Duuuude, mindfully brewing tea and just drinking in the moment is pretty fuckin great. I haven't bought a gong fu style pot/cup yet, or a tea tray with water reservoir, but I do lazy gong fu brewing (using a Kamjove brand tea brewer, all leaves are able to open up and steep, but tea pours out the bottom into a pitcher, which I them pout into my cup).
Not sure if you have one yet, but for teas try out a Japanese sencha or gyokuro. They are very rich greens (steamed leaves in processing, as opposed to roasted like Chinese greens). It may seem a bit weird to brew Japanese style tea in a gong fu, but I find you can really enjoy all the multiple steepings of a gyokuro that way (steep a ridiculous amount of times, sometimes I got up to 10)

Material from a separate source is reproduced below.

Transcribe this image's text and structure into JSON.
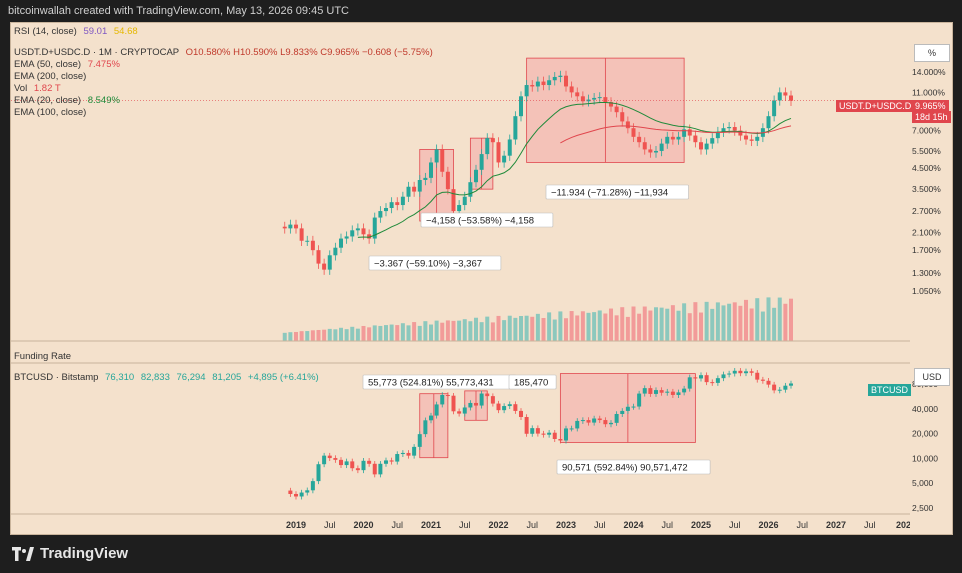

I'm on a pretty beginning stage regarding tea drinking, however I can tell for sure that since the first time using this small Gong Fu set (a month ago) it's incredibly fun and calming experience, whether alone or with a friend. I loooove these ultra tiny tea cups, getting small sips and enjoying every moment with them. Now I understand why I didn't like drinking tea. Using ordinary bigger mugs without any care for the process made drinking tea not very appealing. This mindful approach makes everything much more fun and tasty!
So far I have beforementioned baozhong tea and Oriental Beauty oolong tea, both given me by a friend who visited Taiwan recently. Thanks for recommendation, I'll definitely try gyokuro! I steep tea in a pretty traditional clay teapot, however I see that Kamjove brewer looks very handy!